Any Seahawks fan properly encrusted by 20 years without a postseason victory knows not to go the full Labrador puppy over a 2-0 start, even when the wins were on the road.
History says that trap doors and upturned rakes will intrude on every footfall. Anvils loom on ledges above. Land sharks knock at the door.
But while said Seahawks fan ponders whether to look under the bed for the inevitable monster, it is possible to draw courage at this early juncture of the season from the fact the local club did a splendid thing when it signed Grant Wistrom.
Even if they paid him like a sheikh when he wasn't "The Freak."
When it was announced in March the Seahawks gave Wistrom US$14 million for his signature on a contract (total value US$33 million over six years), tongues wagged in the NFL bazaars. It was said that the bonus was way too much, as was the value of the contract.
As a defensive end, Wistrom was very good, but he was also a bit small and a bit slow, especially compared to Jevon Kearse, the widely hailed "Freak" who left Tennessee in free agency to join Philadelphia.
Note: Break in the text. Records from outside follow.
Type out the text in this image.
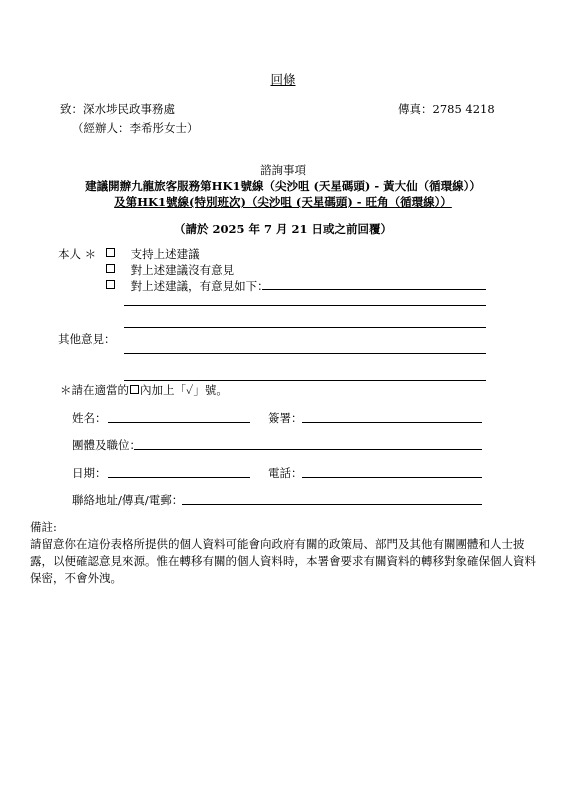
回條
致：深水埗民政事務處	傳真：2785 4218
（經辦人：李希彤女士）
諮詢事項
建議開辦九龍旅客服務第HK1號線（尖沙咀 (天星碼頭) - 黃大仙（循環線））
及第HK1號線(特別班次)（尖沙咀 (天星碼頭) - 旺角（循環線））
（請於 2025 年 7 月 21 日或之前回覆）
本人 ＊	支持上述建議
對上述建議沒有意見
對上述建議，有意見如下：
其他意見：
＊請在適當的 內加上「✓」號。
姓名：	簽署：
團體及職位：
日期：	電話：
聯絡地址/傳真/電郵：
備註:

請留意你在這份表格所提供的個人資料可能會向政府有關的政策局、部門及其他有關團體和人士披露，以便確認意見來源。惟在轉移有關的個人資料時，本署會要求有關資料的轉移對象確保個人資料保密，不會外洩。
A couple of days earlier in March, Kearse was given the biggest contract awarded a defensive lineman, US$66 million over eight years, including a US$16 million signing bonus.
Monday night Kearse helped explain the investment when the Eagles beat the Minnesota Vikings 27-16 largely by throttling one of the league's best offenses. Even though the Vikings spent most of the game in Eagles territory, they came away with just three field goals until a fairly meaningless touchdown late in the game.
Although Kearse was credited with only two tackles, he was so isruptive the Vikings were thrown off by his mere presence.
"What they did was to make us find him before we could block him," Vikings quarterback Daunte Culpepper told ESPN.com. "He was all over the place. It was like he had a [clone] or something."
Such game-altering talents are so rare, especially in football, that premium coin is required for such services. While Wistrom isn't as versatile as Kearse, his game in the Seahawks' 10-6 win over Tampa Sunday -- a forced fumble, two sacks and seven tackles -- demonstrated similar impact, as well as similar justification for investment.
And, hey, they got him practically for half price.
The Seahawks also needed another leader, a guy with a relentless motor, as they like to say in the NFL. So, much in the fashion of the 1997 move to swoop free agent linebacker Chad Brown from Pittsburgh, they flew in Wistrom, locked the door and threw so much money at him he had to say yes.